The virtual festival will consist of a nine-part series of videos, created in Portland by the Knack Factory and released sequentially over several weeks, beginning May 25. The videos will be available on Indigo’s website and distributed through its email and social media networks. Minter said Indigo is looking for other community partners to help distribute content.

The first video will introduce the festival, and others will highlight the lives of the authors and illustrators who created the books, with readings, animation and graphics. Rene Goddess Johnson, a Portland-area theater artist, will create a video for “Show Claws Slide,” a dance referenced in Bryan’s “Beautiful Blackbird.” She will challenge kids to do the dance at home and share it on social media.

Portland artist Daniel Minter will create art projects for the festival, and a book he illustrated, “Going Down Home with Daddy,” will be featured. Photo by C. Daniel Dawson, courtesy of Indigo Arts Alliance

Daniel Minter will teach kids how to make costumes to go along with “Beautiful Blackbird,” and other artists will demonstrate how to make a crown and begin a family tree, echoing themes from “Wherever I Go” and “Going Down Home with Daddy.”

Ashley Mills, who is helping Indigo manage the event, said the Beautiful Blackbird Children’s Book Festival will give young children of color the chance to see themselves in popular literature. “For the first time, kiddos will be able to pick up a book and have a character that looks like them or experiences something they have experienced, like migration or just that they have black or brown skin,” Mills said. “That doesn’t happen often enough, and it’s not on the radar of all teachers or all parents.”

Most importantly, the festival will put books in the hands of hundreds of kids in Portland. “We are giving kids who are historically underserved something as magical as a book and a story. It gives them something they can carry around and look at and get creative and imaginative with. That’s exciting,” Mills said.
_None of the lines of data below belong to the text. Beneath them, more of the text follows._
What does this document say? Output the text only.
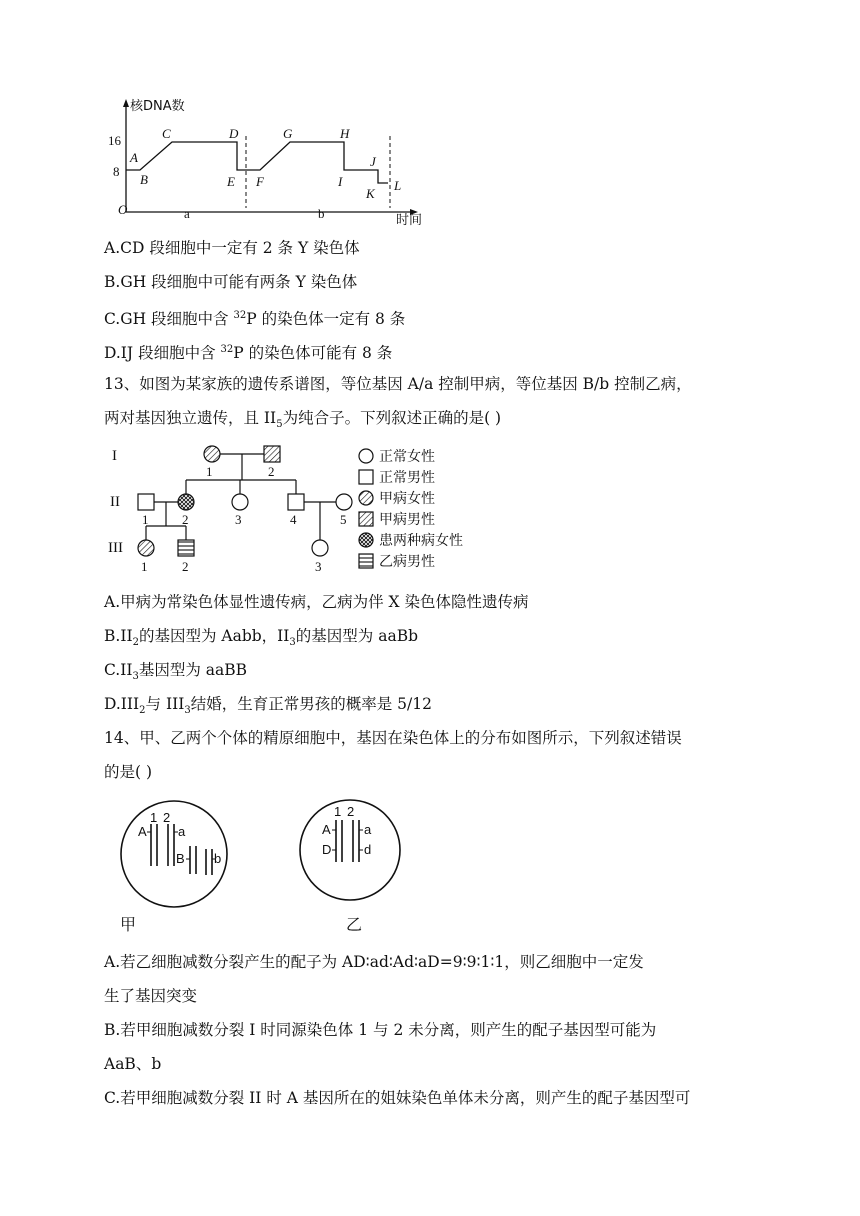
核DNA数
时间
O
16
8
A
B
C	D
E F
G	H
I
J
K
L
a	b
A.CD 段细胞中一定有 2 条 Y 染色体
B.GH 段细胞中可能有两条 Y 染色体
C.GH 段细胞中含 $^{32}$P 的染色体一定有 8 条
D.IJ 段细胞中含 $^{32}$P 的染色体可能有 8 条
13、如图为某家族的遗传系谱图，等位基因 A/a 控制甲病，等位基因 B/b 控制乙病，
两对基因独立遗传，且 $II_5$为纯合子。下列叙述正确的是( )
I
II
III
1	2
1	2	3	4	5
1	2	3
正常女性
正常男性
甲病女性
甲病男性
患两种病女性
乙病男性
A.甲病为常染色体显性遗传病，乙病为伴 X 染色体隐性遗传病
$B.II_2$的基因型为 Aabb，$II_3$的基因型为 aaBb
$C.II_3$基因型为 aaBB
$D.III_2$与 $III_3$结婚，生育正常男孩的概率是 5/12
14、甲、乙两个个体的精原细胞中，基因在染色体上的分布如图所示，下列叙述错误
的是( )
1 2
A a
B b
甲
1 2
A
D
a
d
乙
A.若乙细胞减数分裂产生的配子为 AD∶ad∶Ad∶aD=9∶9∶1∶1，则乙细胞中一定发
生了基因突变
B.若甲细胞减数分裂 I 时同源染色体 1 与 2 未分离，则产生的配子基因型可能为
AaB、b
C.若甲细胞减数分裂 II 时 A 基因所在的姐妹染色单体未分离，则产生的配子基因型可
Indigo’s East Bayside neighborhood is home to several immigrant communities from Somalia, Sudan, Rwanda and elsewhere. Those are the people the festival hopes to reach, Marcia Minter said. “Research shows that when kids of color as early as infancy see themselves in books, literacy rates improve. Kids learn to read fast, they have a stronger sense of confidence and family dynamics are improved. We want to make an impact on the lives and the quality of lives of people of color and on the community at large.”